Yes I know! Last blog? I probably should just give this up as you have probably given up on reading! But today Mat and I have been in Roanoke for officially 6 months! We've made it. I feel like I should catch you up or atleast tell you about the exciting parts (and I have lots of time on this car ride)!
I can't even begin to tell you all my stories but I will try to catch you up without terribly boring you.

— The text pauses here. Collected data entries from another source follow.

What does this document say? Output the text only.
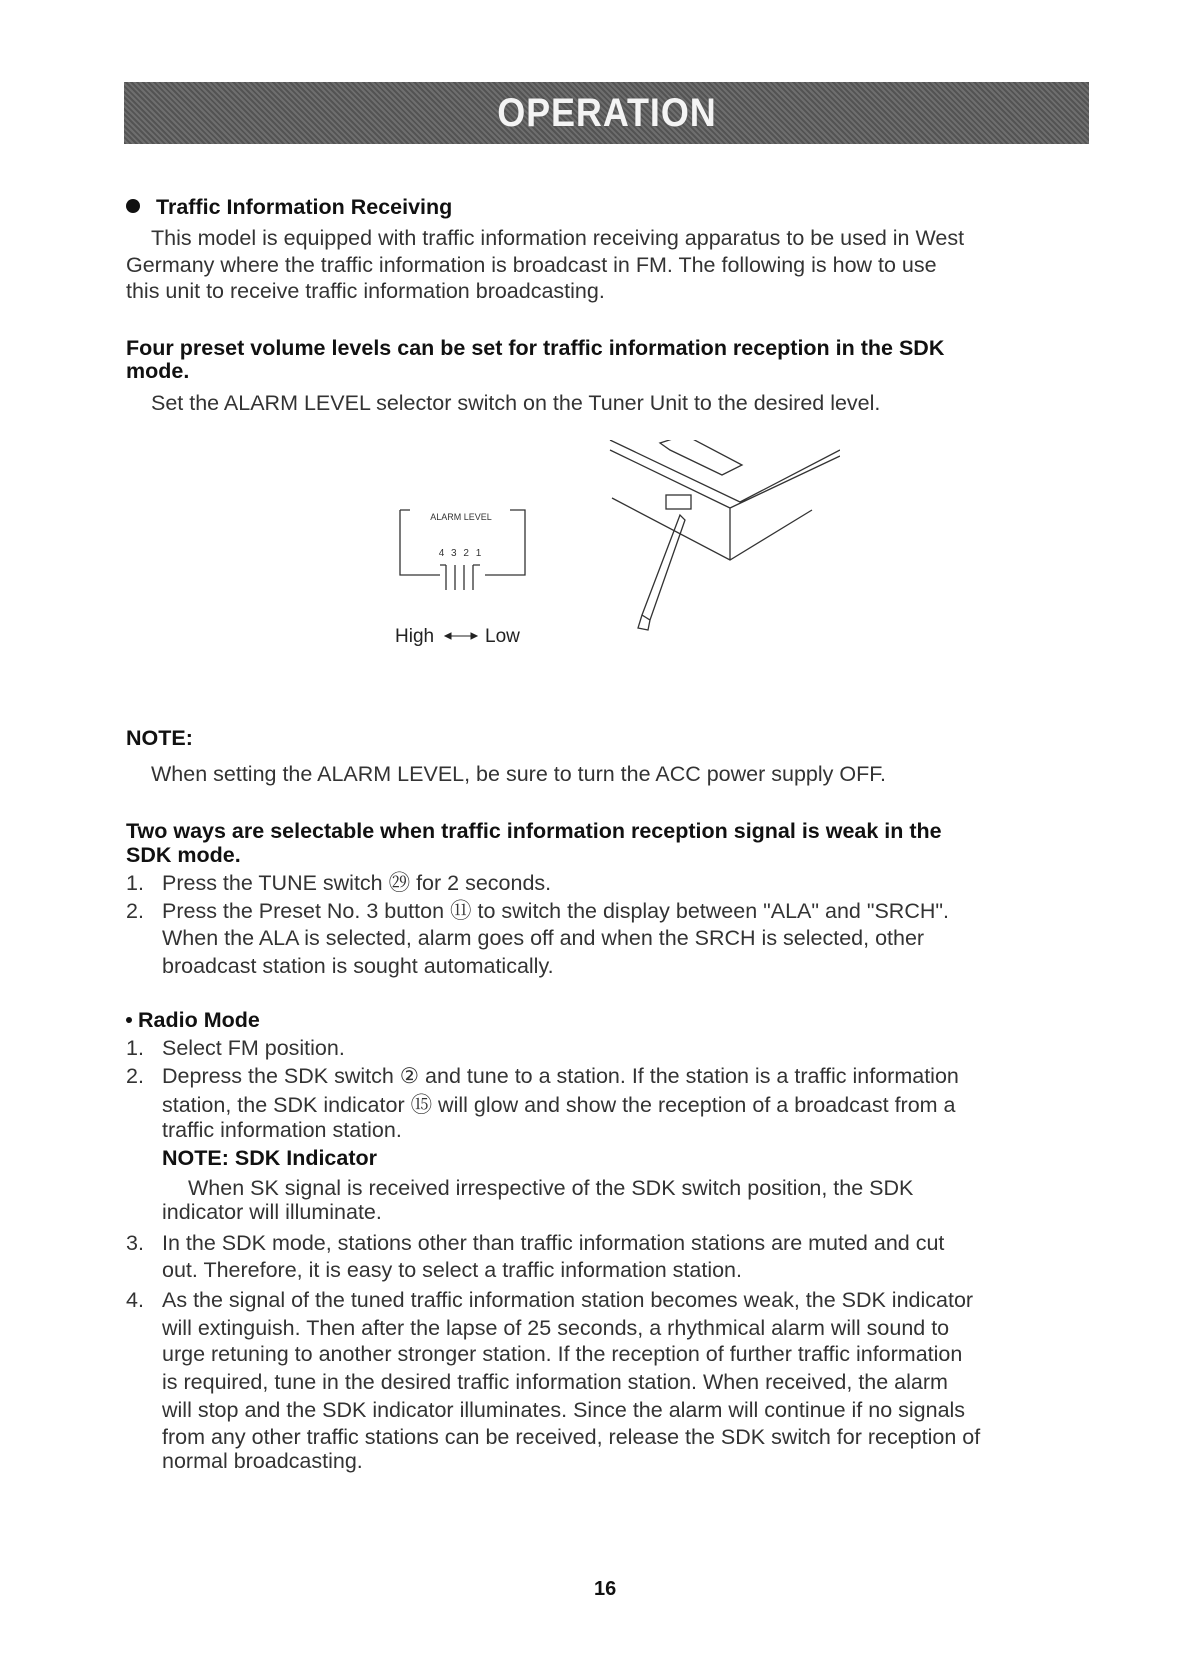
OPERATION
Traffic Information Receiving
This model is equipped with traffic information receiving apparatus to be used in West
Germany where the traffic information is broadcast in FM. The following is how to use
this unit to receive traffic information broadcasting.
Four preset volume levels can be set for traffic information reception in the SDK
mode.
Set the ALARM LEVEL selector switch on the Tuner Unit to the desired level.
ALARM LEVEL
4 3 2 1
High	Low
NOTE:
When setting the ALARM LEVEL, be sure to turn the ACC power supply OFF.
Two ways are selectable when traffic information reception signal is weak in the
SDK mode.
1. Press the TUNE switch ㉙ for 2 seconds.
2. Press the Preset No. 3 button ⑪ to switch the display between "ALA" and "SRCH".
When the ALA is selected, alarm goes off and when the SRCH is selected, other
broadcast station is sought automatically.
Radio Mode
1. Select FM position.
2. Depress the SDK switch ② and tune to a station. If the station is a traffic information
station, the SDK indicator ⑮ will glow and show the reception of a broadcast from a
traffic information station.
NOTE: SDK Indicator
When SK signal is received irrespective of the SDK switch position, the SDK
indicator will illuminate.
3. In the SDK mode, stations other than traffic information stations are muted and cut
out. Therefore, it is easy to select a traffic information station.
4. As the signal of the tuned traffic information station becomes weak, the SDK indicator
will extinguish. Then after the lapse of 25 seconds, a rhythmical alarm will sound to
urge retuning to another stronger station. If the reception of further traffic information
is required, tune in the desired traffic information station. When received, the alarm
will stop and the SDK indicator illuminates. Since the alarm will continue if no signals
from any other traffic stations can be received, release the SDK switch for reception of
normal broadcasting.
16
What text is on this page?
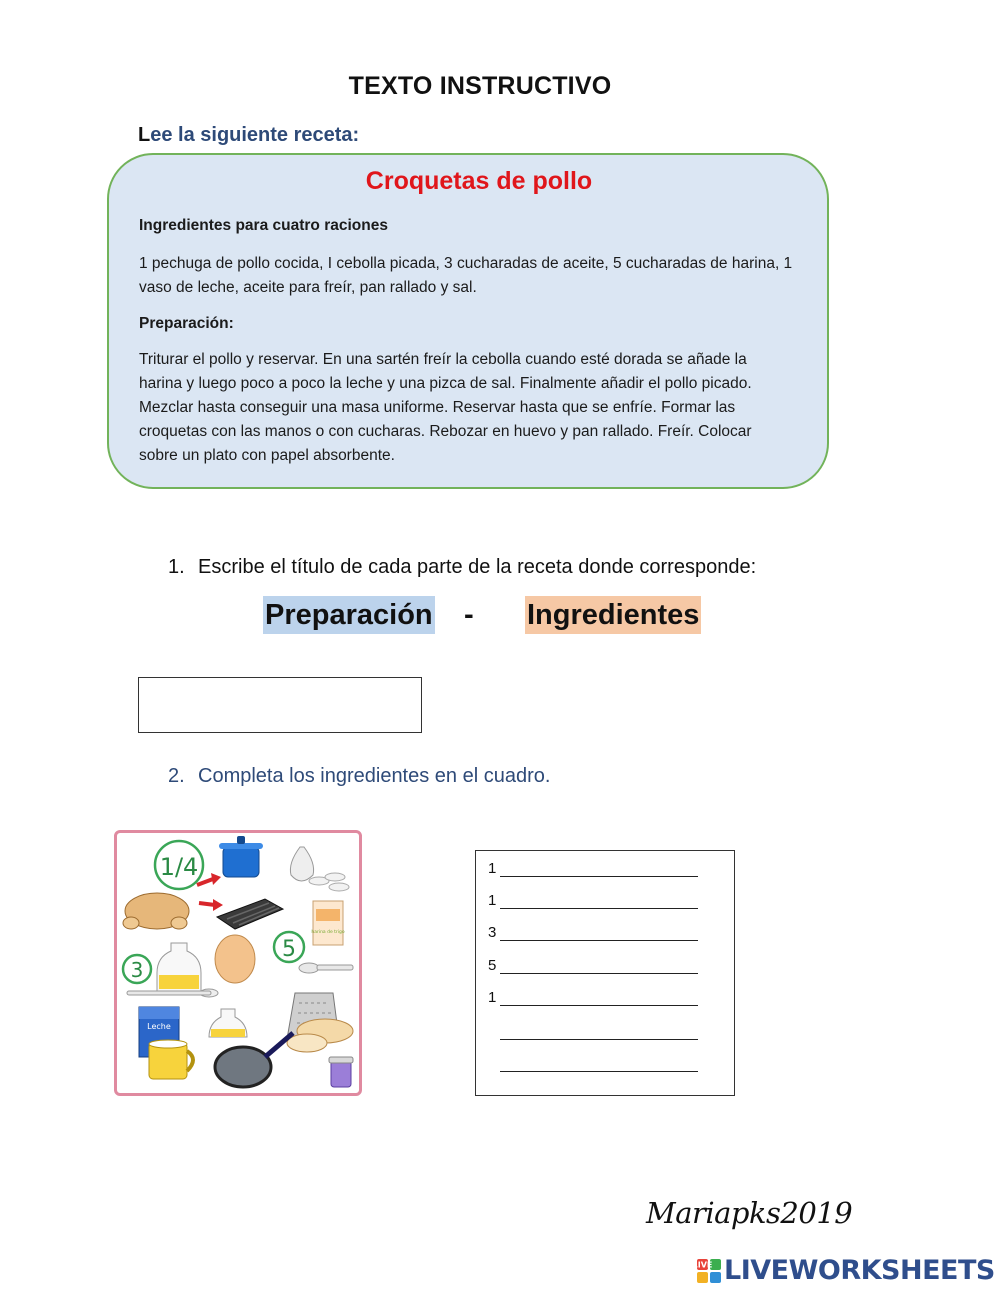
TEXTO INSTRUCTIVO
Lee la siguiente receta:
Croquetas de pollo
Ingredientes para cuatro raciones
1 pechuga de pollo cocida, I cebolla picada, 3 cucharadas de aceite, 5 cucharadas de harina, 1
vaso de leche, aceite para freír, pan rallado y sal.
Preparación:
Triturar el pollo y reservar. En una sartén freír la cebolla cuando esté dorada se añade la
harina y luego poco a poco la leche y una pizca de sal. Finalmente añadir el pollo picado.
Mezclar hasta conseguir una masa uniforme. Reservar hasta que se enfríe. Formar las
croquetas con las manos o con cucharas. Rebozar en huevo y pan rallado. Freír. Colocar
sobre un plato con papel absorbente.
1. Escribe el título de cada parte de la receta donde corresponde:
Preparación - Ingredientes
2. Completa los ingredientes en el cuadro.
1/4
harina de trigo
5
3
Leche
1
1
3
5
1
Mariapks2019
LIVE LIVEWORKSHEETS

May was a month of orthopedics! Two weeks straight baby...of fractures, dislocations, wash outs and OR time. Orthopedics is not my expertise or my favorite...but I really enjoyed the relocations and the splinting. And learned how much I don't know about orthopedics! I completed two very long 24 hour shifts. Well one 25 hour shift and one 24.My fellow colleagues learned Alissa gets pretty cranky at hour 16, very cranky at hour 20, and has a foul mouth at hour 25! At hour 24...I was holding the 300 lbs man's leg, for the third time as we were relocating the ankle for the 3rd time and splinting it for the third time as the man was drunk off ketamine and kept hitting on me as I was leaning against his sweaty belly, holding his 100llb thigh, dripping sweat myself and then the resident forgot some splint material! Really? He heard words I never knew I could say! I didn't understand why I was holding the thigh instead of yanking on the ankle as he got it wrong the first 2 times and 2 hours later. And if you can imagine I told him how I felt. Needless to say the man ended up in surgery and I finally got some sleep and a shower. I relocated a hip, a couple of shoulders, washed out some open fractures, reduced many distal radius, hematoma blocks, met a lot of cute old ladies with hip fractures, and learned to love to work with plaster. Nothing is more satisfying the reducing a blue ankle that then turns pink again.
2 weeks was plenty long on that rotation. Lots of floor calls, lots of dilaudid, and my favorite consult from a floor nurse who stated "he feels like he wants to vomit but can't" at 4am! Give him some white chocolate pudding for crying out loud!!